Considerato in diritto
- che, come opportunamente ricordato dal ricorrente ufficio, questa
Corte ha già avuto occasione di affermare che può
dar luogo a violazione dell'art. 659, comma primo, c.p. anche la
condotta del titolare o gestore di esercizio pubblico -
attività di per sè non rumorosa - il quale non
impedisca, per quanto possibile, schiamazzi e rumori provocati dagli
avventori e suscettibili di recare disturbo al vicinato (in tal senso,
fra le altre, oltre a Cass. I, 4 aprile 2001, Spadoni, non mass., cit.
nel ricorso, anche Cass. VI, 24 maggio - 24 agosto 1993 n. 7980, Papez);
- che pertanto il ricorso , sotto il primo dei due profili
precedentemente indicati, è da ritenere fondato, dal momento
che nella prima parte del capo d'imputazione formulato nei confronti
del Massazza si addebitava appunto a costui, nella qualità
di gestore o legale rappresentante di un esercizio pubblico, la
responsabilità di rumori e schiamazzi prodotti dalla
clientela del locale; addebito, questo che, nella sua
specificità, risulta del tutto ignorato nella motivazione
dell'impugnata sentenza, nella quale ci si limita a richiamare
l'intervenuta depenalizzazione del secondo comma dell'art. 659 c.p.;
- che, in linea di principio, il ricorso è parimenti fondato
anche sotto il secondo dei dedotti profili, alla luce del principio
più volte affermato da questa Corte secondo cui il reato
già previsto dall'art. 659, comma secondo, c.p., conserva un
suo ambito di applicazione nel caso di inosservanza di leggi o
prescrizioni amministrative che non attengano alla regolamentazione
dell'inquinamento acustico (in tal senso, fra le altre: Cass. I, 4
luglio - 21 settembre 1997 n. 8589, Vita, RV 208578);
- che, peraltro, deve pur sempre trattarsi, come pure questa Corte ha
avuto occasione di affermare, di norme o prescrizioni le quali siano
comunque "dirette a disciplinare e determinare specificamente le
modalità, spaziali o temporali, dell'esercizio
dell'attività di lavoro rumoroso", essendo invece
"irrilevanti le disposizioni dettate ad altri scopi - urbanistici o
simili - la cui violazione configurerà, qualora ne ricorrano
le condizioni, altri reati od infrazioni amministrative, ma non il
reato in esame" (in tal senso, Cass.

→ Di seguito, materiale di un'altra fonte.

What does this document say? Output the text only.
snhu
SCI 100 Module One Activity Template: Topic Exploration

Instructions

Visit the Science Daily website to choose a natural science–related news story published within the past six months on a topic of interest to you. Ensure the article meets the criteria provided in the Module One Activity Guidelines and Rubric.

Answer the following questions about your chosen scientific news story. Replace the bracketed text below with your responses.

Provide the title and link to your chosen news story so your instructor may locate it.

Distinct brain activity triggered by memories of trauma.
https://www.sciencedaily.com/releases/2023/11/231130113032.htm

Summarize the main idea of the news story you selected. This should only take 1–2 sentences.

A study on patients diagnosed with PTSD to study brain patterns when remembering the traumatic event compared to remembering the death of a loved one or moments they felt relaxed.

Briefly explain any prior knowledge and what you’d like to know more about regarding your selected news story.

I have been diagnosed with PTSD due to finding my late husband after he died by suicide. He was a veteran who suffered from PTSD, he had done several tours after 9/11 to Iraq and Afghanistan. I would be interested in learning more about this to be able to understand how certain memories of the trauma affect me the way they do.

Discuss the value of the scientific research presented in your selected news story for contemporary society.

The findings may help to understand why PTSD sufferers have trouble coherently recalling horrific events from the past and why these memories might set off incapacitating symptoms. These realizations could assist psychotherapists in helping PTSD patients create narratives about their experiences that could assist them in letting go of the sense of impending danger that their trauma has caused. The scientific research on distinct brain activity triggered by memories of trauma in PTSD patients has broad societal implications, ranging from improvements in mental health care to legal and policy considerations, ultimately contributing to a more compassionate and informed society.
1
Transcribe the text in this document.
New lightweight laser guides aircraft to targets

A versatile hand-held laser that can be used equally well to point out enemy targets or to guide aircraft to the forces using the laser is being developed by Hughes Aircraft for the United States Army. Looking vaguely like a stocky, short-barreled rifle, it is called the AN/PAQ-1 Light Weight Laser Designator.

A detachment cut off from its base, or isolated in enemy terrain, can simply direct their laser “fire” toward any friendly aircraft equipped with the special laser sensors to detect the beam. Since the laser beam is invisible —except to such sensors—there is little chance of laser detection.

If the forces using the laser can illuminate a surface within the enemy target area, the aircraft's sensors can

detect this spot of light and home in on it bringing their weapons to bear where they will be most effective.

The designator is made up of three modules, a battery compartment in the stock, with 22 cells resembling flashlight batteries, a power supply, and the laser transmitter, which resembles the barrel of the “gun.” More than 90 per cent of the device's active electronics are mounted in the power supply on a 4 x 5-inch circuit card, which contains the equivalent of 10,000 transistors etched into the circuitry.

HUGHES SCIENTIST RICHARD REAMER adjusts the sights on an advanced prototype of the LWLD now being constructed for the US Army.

V, 10 aprile - 11 agosto 1986 n.
8177, De Viti); e, nella specie, nella seconda parte del capo
d'imputazione, cui si richiama il ricorrente ufficio, si addebita
appunto all'imputato, oltre all'utilizzo di un impianto di emissioni
sonore non corredato della prescritta relazione di un "tecnico
acustico" (violazione rientrante sempre nell'ambito della
regolamentazione dell'inquinamento acustico e, pertanto,
depenalizzata), soltanto la mancanza di legittima concessione edilizia
afferente l'immobile nel quale era sito l'esercizio pubblico in
questione; il che esclude la fondatezza, in concreto, sotto questo
profilo, della proposta censure;
- che, pertanto, in parziale accoglimento del gravame, va disposto
l'annullamento senza rinvio dell'impugnata sentenza, relativamente
all'assoluzione dell'imputato dal reato di cui all'art. 659, comma
primo, c.p., quale configurato nella prima parte del capo
d'imputazione, con trasmissione degli atti allo stesso giudice per le
indagini preliminari del tribunale di Busto Arsizio perchè
riesamini, alla luce dei principii di diritto dianzi illustrati, la
richiesta di emissione di decreto penale relativamente al reato
anzidetto.
P.Q.M.
La Corte annulla senza rinvio la sentenza impugnata limitatamente
all'assoluzione dell'imputato dal reato di cui all'art. 659, comma
primo, c.p., e dispone la restituzione degli atti al giudice per le
indagini preliminari del tribunale di Busto Arsizio per corso
ulteriore. Rigetta nel resto il ricorso.
Così deciso in Roma, il 28 marzo 2003.
DEPOSITATA IN CANCELLERIA IL 9 APRILE 2003.